Cuando era niño asociaba, con lógica, la estatura con el poder. Los niños mayores dominaban a los más pequeños y si teníamos un hermano, primo o amigo mayor que nosotros nos sentíamos protegidos. Esa sensación de protección era mucho mayor si estábamos bajo la tutela de un adulto.

Se dice que en la niñez se gravan las sensaciones y muchas formas de comportamiento que van a regir durante toda nuestra vida. Recuerdo de entonces que aquellos niños mayores, que hacían gala de su poderío físico ante los que éramos más pequeños, con los que la lucha era desigual, producían en mí sensación de repulsa; esto no les sucedía a todos pues algunos eran mucho más prácticos e intentaban hacerse sus amigos a toda costa para, de alguna forma, ser partícipes de su poder o al menos no tenerlos en contra.
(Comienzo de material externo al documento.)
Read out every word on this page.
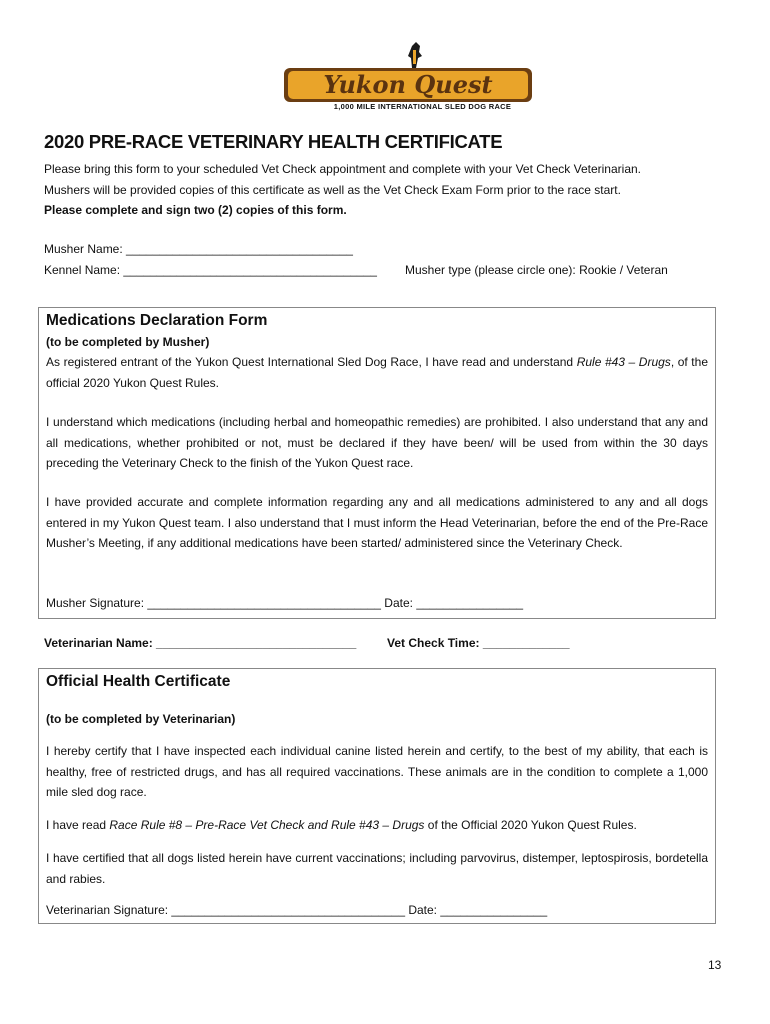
Yukon Quest
1,000 MILE INTERNATIONAL SLED DOG RACE
2020 PRE-RACE VETERINARY HEALTH CERTIFICATE
Please bring this form to your scheduled Vet Check appointment and complete with your Vet Check Veterinarian.
Mushers will be provided copies of this certificate as well as the Vet Check Exam Form prior to the race start.
Please complete and sign two (2) copies of this form.
Musher Name: __________________________________
Kennel Name: ______________________________________ Musher type (please circle one): Rookie / Veteran
Medications Declaration Form
(to be completed by Musher)
As registered entrant of the Yukon Quest International Sled Dog Race, I have read and understand Rule #43 – Drugs, of the official 2020 Yukon Quest Rules.
I understand which medications (including herbal and homeopathic remedies) are prohibited. I also understand that any and all medications, whether prohibited or not, must be declared if they have been/ will be used from within the 30 days preceding the Veterinary Check to the finish of the Yukon Quest race.
I have provided accurate and complete information regarding any and all medications administered to any and all dogs entered in my Yukon Quest team. I also understand that I must inform the Head Veterinarian, before the end of the Pre-Race Musher’s Meeting, if any additional medications have been started/ administered since the Veterinary Check.
Musher Signature: ___________________________________ Date: ________________
Veterinarian Name: ______________________________	Vet Check Time: _____________
Official Health Certificate
(to be completed by Veterinarian)
I hereby certify that I have inspected each individual canine listed herein and certify, to the best of my ability, that each is healthy, free of restricted drugs, and has all required vaccinations. These animals are in the condition to complete a 1,000 mile sled dog race.
I have read Race Rule #8 – Pre-Race Vet Check and Rule #43 – Drugs of the Official 2020 Yukon Quest Rules.
I have certified that all dogs listed herein have current vaccinations; including parvovirus, distemper, leptospirosis, bordetella and rabies.
Veterinarian Signature: ___________________________________ Date: ________________
13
Estos comportamientos, más o menos, se irán reproduciendo en la edad adulta, donde pululan en todos los ámbitos oportunistas que se arriman al poder de turno y están dispuestos a medrar a costa de lo que sea. A muchos se les veía venir ya desde niños. Puedo corroborarlo después de mucha vida vivida. Con muchos de aquellos compartí en mi juventud inquietudes y reivindicaciones. Algunos, llegó su hora y aprovecharon el tren de medrar, de figurar, y se auparon a ámbitos de poder maquillados con sus ideales, con escusas de servir a la sociedad. Otros se retiraron a sus cuarteles de invierno. También, hubo alguno que, en aquel tiempo, los ideales los debía llevar muy ocultos, porque “ni estaba, ni se le esperaba”, pero hábil, se subió al tren en marcha y ya no volvió a trabajar en su vida; sí a figurar y a beber de la mamandurria del poder. 
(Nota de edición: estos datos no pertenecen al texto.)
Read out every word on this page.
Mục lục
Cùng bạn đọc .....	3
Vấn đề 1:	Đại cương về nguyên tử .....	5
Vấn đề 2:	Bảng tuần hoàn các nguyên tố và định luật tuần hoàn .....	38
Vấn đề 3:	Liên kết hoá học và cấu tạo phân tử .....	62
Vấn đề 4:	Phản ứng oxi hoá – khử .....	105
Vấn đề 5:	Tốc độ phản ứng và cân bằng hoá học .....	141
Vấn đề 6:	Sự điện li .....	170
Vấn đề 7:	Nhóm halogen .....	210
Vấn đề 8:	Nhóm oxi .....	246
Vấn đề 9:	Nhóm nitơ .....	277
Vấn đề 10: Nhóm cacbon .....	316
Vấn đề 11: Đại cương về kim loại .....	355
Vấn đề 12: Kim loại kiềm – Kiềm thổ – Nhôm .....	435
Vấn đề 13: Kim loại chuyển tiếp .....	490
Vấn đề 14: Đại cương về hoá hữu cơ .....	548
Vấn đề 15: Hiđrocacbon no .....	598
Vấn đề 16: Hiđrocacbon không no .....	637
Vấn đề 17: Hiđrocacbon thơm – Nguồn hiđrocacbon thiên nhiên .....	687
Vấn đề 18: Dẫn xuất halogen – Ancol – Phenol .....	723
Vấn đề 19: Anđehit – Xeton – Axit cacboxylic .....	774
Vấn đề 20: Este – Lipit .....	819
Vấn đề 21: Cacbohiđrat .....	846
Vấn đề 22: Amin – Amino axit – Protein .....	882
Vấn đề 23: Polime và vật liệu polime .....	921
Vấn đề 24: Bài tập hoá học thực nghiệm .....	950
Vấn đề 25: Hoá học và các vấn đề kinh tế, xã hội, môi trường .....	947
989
Era muy niño, tenía diez años, y en el colegio de Jesuitas un chico de cuarto de los desarrollados, no sé por qué motivo le estaba pegando una paliza soberana a un compañero de clase amigo mío; me estaba produciendo pavor aquella tortura que estábamos presenciando, como yo, otros amigos, y en un gesto que pensé iba a ser secundado por los demás, pretendí liberar a mi compañero de aquella situación y me lancé por detrás a colgarme del cuello de aquel energúmeno. El resultado no pudo ser peor para mí, porque el susodicho soltó al otro para defenderse de mi ataque, momento que este aprovechó para salir corriendo junto con los que estaban presenciando la pelea. No recuerdo la paliza que me dio, aunque me lo puedo figurar, pero se me quedó grabado aquel acto de insolidaridad que me dolió mucho más que los golpes, y que sigo recordando cuando viene a cuento.

Sí que aprendí a distinguir a los oportunistas, aunque, siempre me quedé corto; son una pléyade.